Aku pun menghargai alasan tersebut.
Semua ilmu sudah diajarkan oleh dua
kakak kelas, yang berbaik hati meluangkan waktunya untuk memberi pencerahan
pada kami yang awam segalanya terkait pengibaran bendera. Cukup sulit memang,
sebab kami harus konsentrasi tinggi agar gerakkan tubuh dan irama hentakan
sepatu kami kompak beriringan. Butuh dua hari agar langkah dan irama kami
sejajar.

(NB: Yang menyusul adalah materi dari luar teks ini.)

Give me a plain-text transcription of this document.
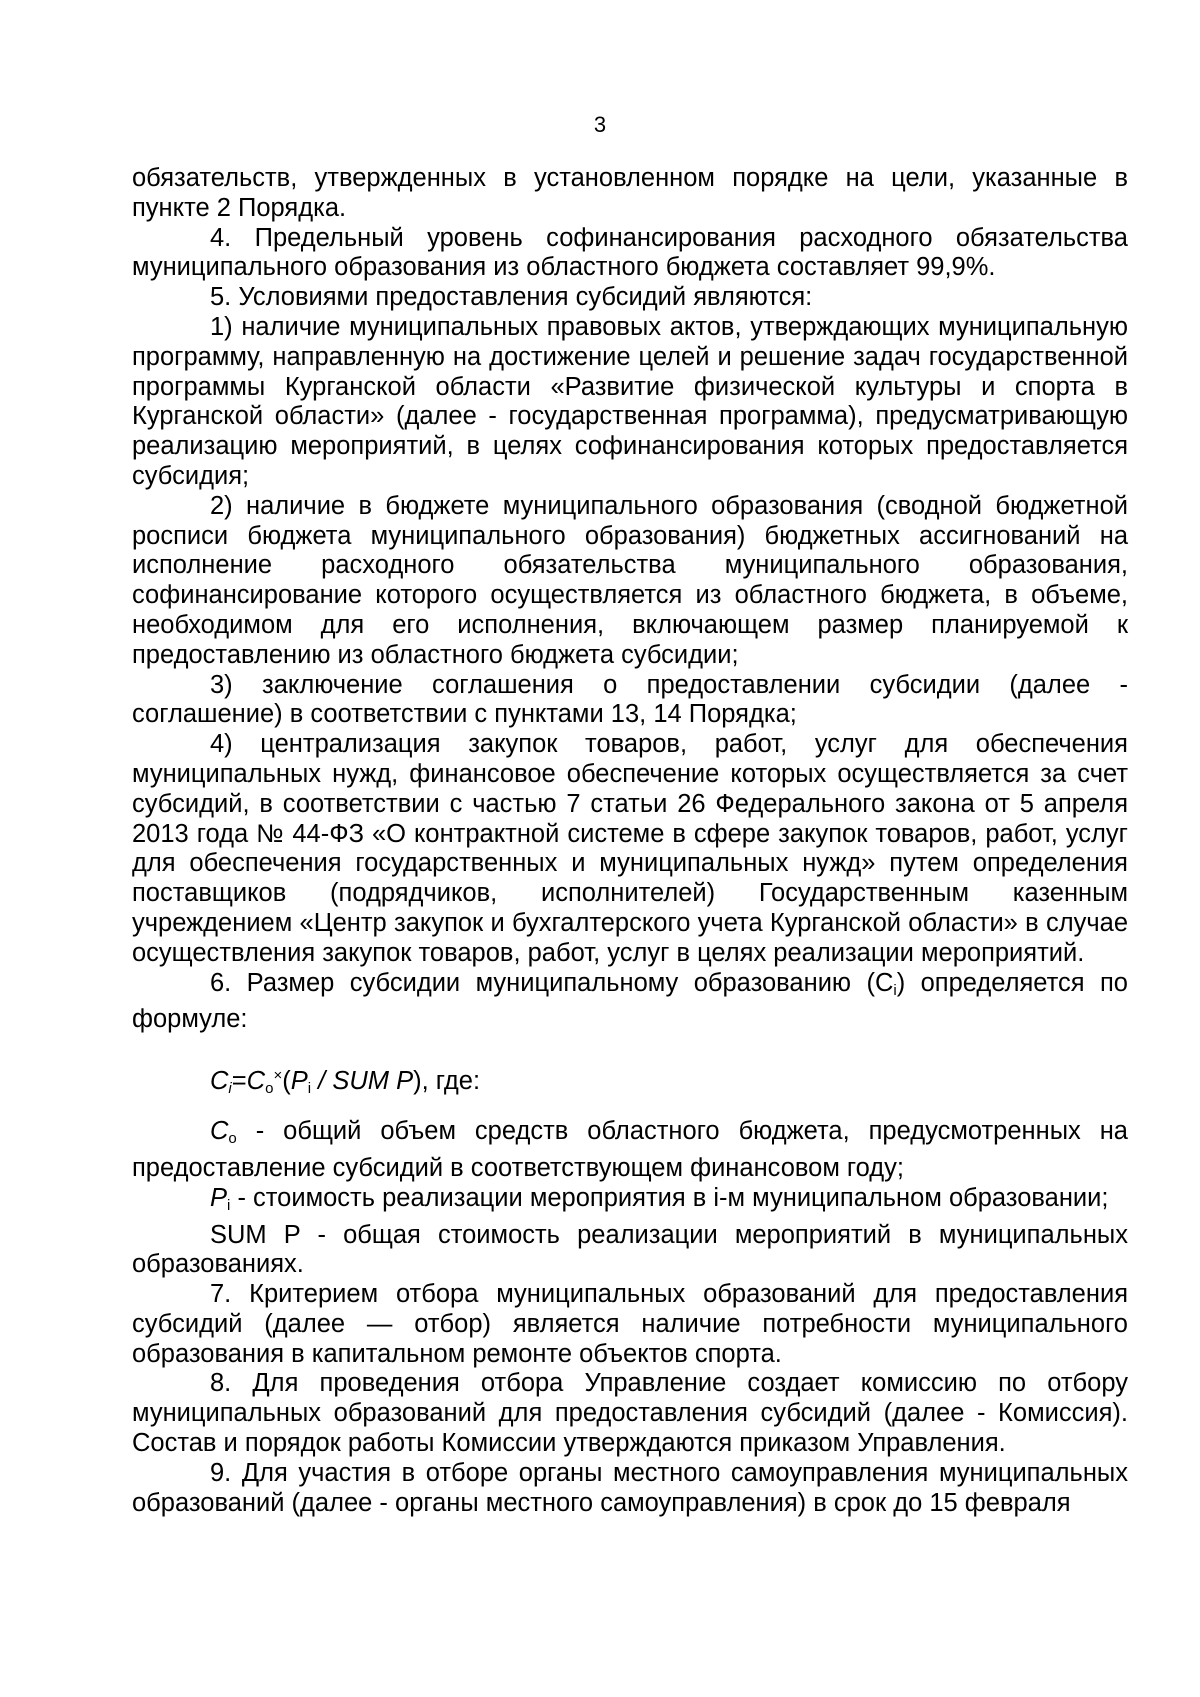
3

обязательств, утвержденных в установленном порядке на цели, указанные в пункте 2 Порядка.

4. Предельный уровень софинансирования расходного обязательства муниципального образования из областного бюджета составляет 99,9%.

5. Условиями предоставления субсидий являются:

1) наличие муниципальных правовых актов, утверждающих муниципальную программу, направленную на достижение целей и решение задач государственной программы Курганской области «Развитие физической культуры и спорта в Курганской области» (далее - государственная программа), предусматривающую реализацию мероприятий, в целях софинансирования которых предоставляется субсидия;

2) наличие в бюджете муниципального образования (сводной бюджетной росписи бюджета муниципального образования) бюджетных ассигнований на исполнение расходного обязательства муниципального образования, софинансирование которого осуществляется из областного бюджета, в объеме, необходимом для его исполнения, включающем размер планируемой к предоставлению из областного бюджета субсидии;

3) заключение соглашения о предоставлении субсидии (далее - соглашение) в соответствии с пунктами 13, 14 Порядка;

4) централизация закупок товаров, работ, услуг для обеспечения муниципальных нужд, финансовое обеспечение которых осуществляется за счет субсидий, в соответствии с частью 7 статьи 26 Федерального закона от 5 апреля 2013 года № 44-ФЗ «О контрактной системе в сфере закупок товаров, работ, услуг для обеспечения государственных и муниципальных нужд» путем определения поставщиков (подрядчиков, исполнителей) Государственным казенным учреждением «Центр закупок и бухгалтерского учета Курганской области» в случае осуществления закупок товаров, работ, услуг в целях реализации мероприятий.

6. Размер субсидии муниципальному образованию $(C_i)$ определяется по формуле:

$C_i=C_o^\times(P_i$ / SUM P), где:

$C_o$ - общий объем средств областного бюджета, предусмотренных на предоставление субсидий в соответствующем финансовом году;

$P_i$ - стоимость реализации мероприятия в i-м муниципальном образовании;

SUM P - общая стоимость реализации мероприятий в муниципальных образованиях.

7. Критерием отбора муниципальных образований для предоставления субсидий (далее — отбор) является наличие потребности муниципального образования в капитальном ремонте объектов спорта.

8. Для проведения отбора Управление создает комиссию по отбору муниципальных образований для предоставления субсидий (далее - Комиссия). Состав и порядок работы Комиссии утверждаются приказом Управления.

9. Для участия в отборе органы местного самоуправления муниципальных образований (далее - органы местного самоуправления) в срок до 15 февраля
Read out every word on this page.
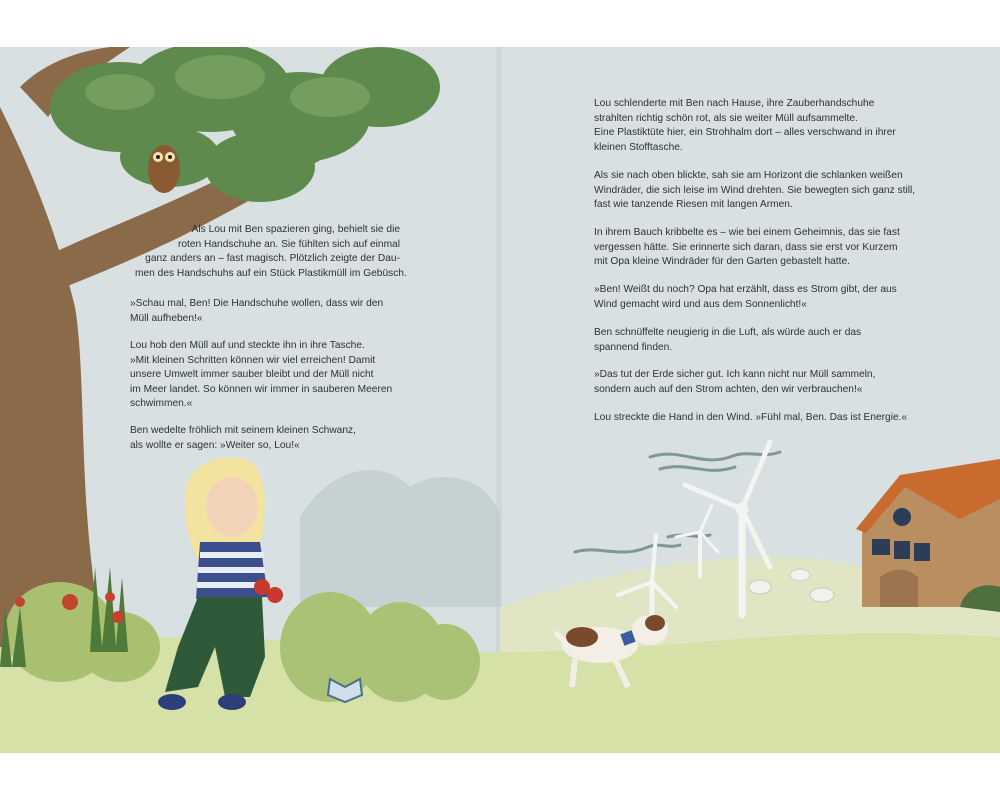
Als Lou mit Ben spazieren ging, behielt sie die
roten Handschuhe an. Sie fühlten sich auf einmal
ganz anders an – fast magisch. Plötzlich zeigte der Dau-
men des Handschuhs auf ein Stück Plastikmüll im Gebüsch.

»Schau mal, Ben! Die Handschuhe wollen, dass wir den
Müll aufheben!«

Lou hob den Müll auf und steckte ihn in ihre Tasche.
»Mit kleinen Schritten können wir viel erreichen! Damit
unsere Umwelt immer sauber bleibt und der Müll nicht
im Meer landet. So können wir immer in sauberen Meeren
schwimmen.«

Ben wedelte fröhlich mit seinem kleinen Schwanz,
als wollte er sagen: »Weiter so, Lou!«

Lou schlenderte mit Ben nach Hause, ihre Zauberhandschuhe
strahlten richtig schön rot, als sie weiter Müll aufsammelte.
Eine Plastiktüte hier, ein Strohhalm dort – alles verschwand in ihrer
kleinen Stofftasche.

Als sie nach oben blickte, sah sie am Horizont die schlanken weißen
Windräder, die sich leise im Wind drehten. Sie bewegten sich ganz still,
fast wie tanzende Riesen mit langen Armen.

In ihrem Bauch kribbelte es – wie bei einem Geheimnis, das sie fast
vergessen hätte. Sie erinnerte sich daran, dass sie erst vor Kurzem
mit Opa kleine Windräder für den Garten gebastelt hatte.

»Ben! Weißt du noch? Opa hat erzählt, dass es Strom gibt, der aus
Wind gemacht wird und aus dem Sonnenlicht!«

Ben schnüffelte neugierig in die Luft, als würde auch er das
spannend finden.

»Das tut der Erde sicher gut. Ich kann nicht nur Müll sammeln,
sondern auch auf den Strom achten, den wir verbrauchen!«

Lou streckte die Hand in den Wind. »Fühl mal, Ben. Das ist Energie.«
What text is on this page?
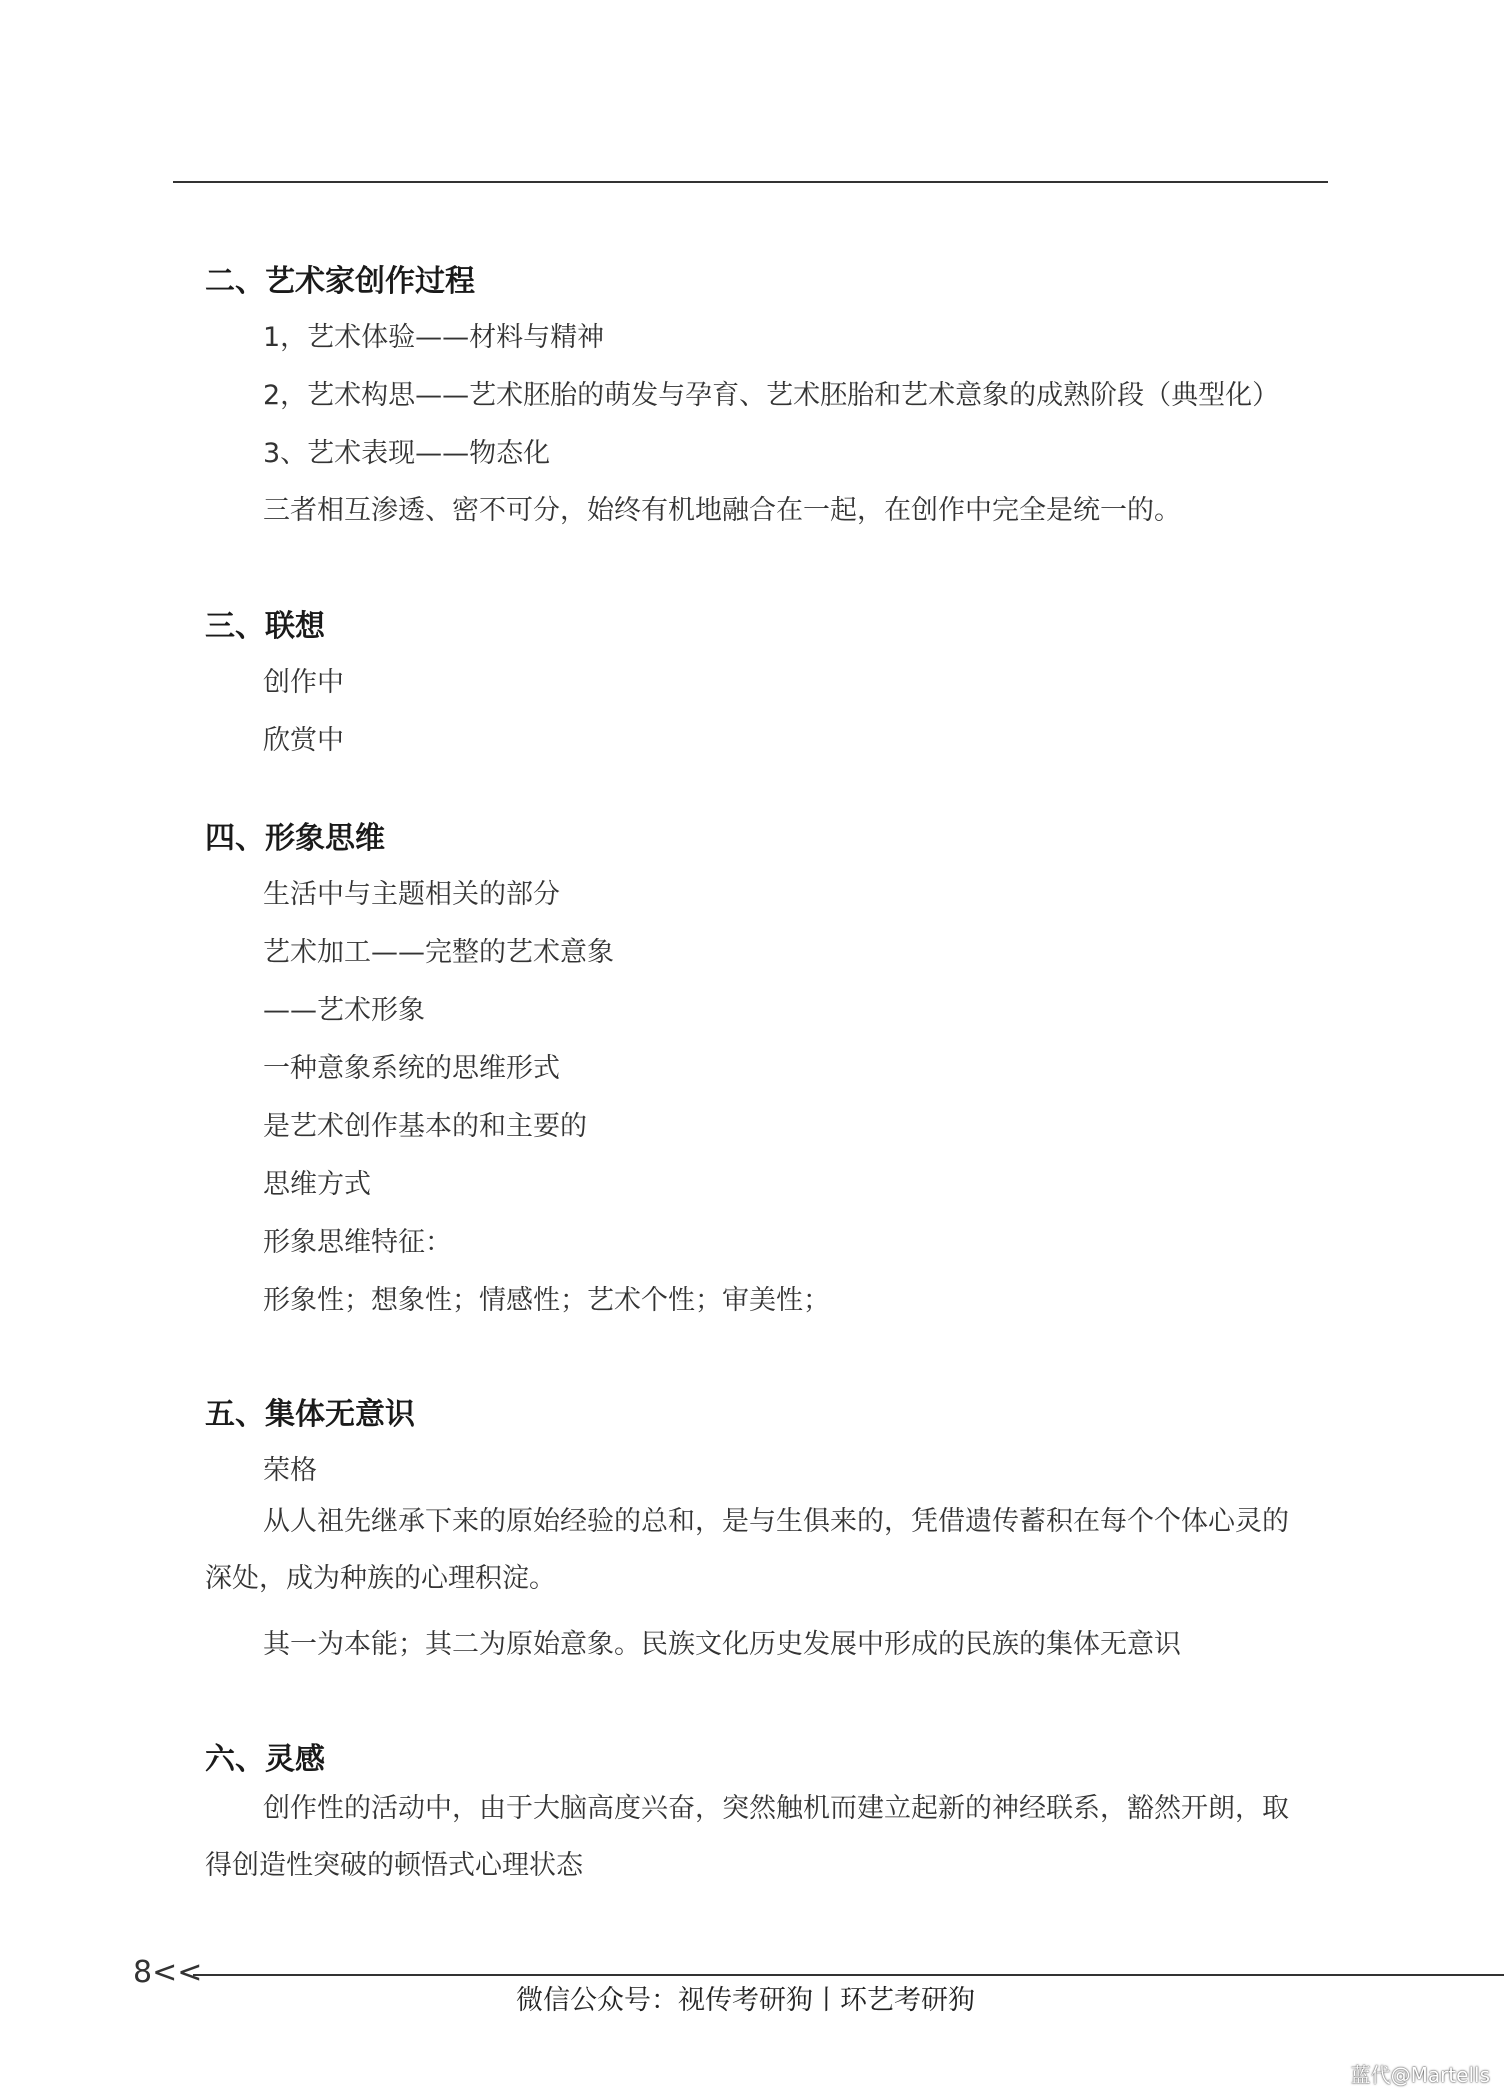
二、艺术家创作过程
1，艺术体验——材料与精神
2，艺术构思——艺术胚胎的萌发与孕育、艺术胚胎和艺术意象的成熟阶段（典型化）
3、艺术表现——物态化
三者相互渗透、密不可分，始终有机地融合在一起，在创作中完全是统一的。
三、联想
创作中
欣赏中
四、形象思维
生活中与主题相关的部分
艺术加工——完整的艺术意象
——艺术形象
一种意象系统的思维形式
是艺术创作基本的和主要的
思维方式
形象思维特征：
形象性；想象性；情感性；艺术个性；审美性；
五、集体无意识
荣格
从人祖先继承下来的原始经验的总和，是与生俱来的，凭借遗传蓄积在每个个体心灵的深处，成为种族的心理积淀。
其一为本能；其二为原始意象。民族文化历史发展中形成的民族的集体无意识
六、灵感
创作性的活动中，由于大脑高度兴奋，突然触机而建立起新的神经联系，豁然开朗，取得创造性突破的顿悟式心理状态
8<<
微信公众号：视传考研狗丨环艺考研狗
蓝代@Martells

Apalagi diriku, ditambahkan beban yang tak terdefinisikan, dengan
menjadi sang pengibar. Tapi syukurlah kakak kelas itu mengajariya dengan sabar
dan terus memotivasi.
Tinggallah kami berlatih sendiri
tanpa bimbingan kakak kelas, tentu saja masih terjadi kesalahan tapi tidak
separah awal latihan. Keseringan kami berlatih sehabis jam sekolah, sebab tidak
didapati jam kosong berlebih saat Kegiatan Belajar Mengajar berlangsung. Lelah
yang dirasa sudah menyatu dalam nadi, bermodalkan semangat kami terus berlatih,
hingga tanpa sadar sore akan berakhir.
Hari Sabtu jadwal geladi bersih
untuk kesuksesan dan kelancaran di hari Senin. Setelah berjuang hampir
seminggu, semua petugas akan melakukan puncaknya latihan sebelum tampil pada
upacara sesungguhnya. Selama latihan kami bisa meminimalisir kesalahan,
terutama kami yang bertugas mengibarkan bendera. Melihat kemajuan yang melesat
rasa percaya yang tumbuh dalam diriku kian subur. Walaupun terbilang sudah
lancar tapi latihan baru selesai sore hari. Kami maksimalkan kemampuan yang
tersisa, karena kami tidak akan mengganggu hari Minggu, itu adalah hari
kebebasan untuk siapapun.
Dan aku tidak ingin menyiakan satu
hari tersisa, hari Minggu kugunakan berlatih sendiri di rumah. Dari gerakan
tangan, hentakan langkah kaki berirama, hingga teknis hendak mengibarkan
bendera. Atas bantuan dari adik laki-lakiku yang masih TK –kusuruh ia menjadi
petugas pengibar bendera posisi tengah- yang dijadikan bendera adalah kain bedongnya
saat masih bayi dulu. Seharian aku berlatih tapi tidak sepenuhnya ditemani
adikku. Dia bosan harus berlagak seperti patung mengangkat sesuatu yang aneh
baginya. Bahkan ia ingin juga sepertiku melakukan gerakan unik menurutnya. Lalu
dia kabur karena tidak aku izinkan.
Aku tidak menemukan kesulitan
berarti di akhir latihan detik detik menuju Senin. Sempat meragukan kemampuan
yang sudah kutampung seminggu ini, tapi kutepis semua. Aku berikan semangat
untuk diri sendiri, dari sekian orang akulah yang dipilih untuk menjalankan
amanah mulia, betapa tidak, aku akan mengibarkan merah putih kebanggaan
Indonesia.
***
Hari yang ditunggu datang. Aku
berangkat ke sekolah lebih pagi dari biasanya, untuk menjalankan persiapan dan latihan
yang terakhir kalinya dengan bendera merah putih sesungguhnya. Waktu berjalan
terasa cepat, dari suasana hening yang menemani, hingga suara bising dari peserta
yang sudah berkumpul dan berbaris di lapangan. Aku dan teman-teman yang
bertugas sudah siap dengan kostum khusus petugas upacara.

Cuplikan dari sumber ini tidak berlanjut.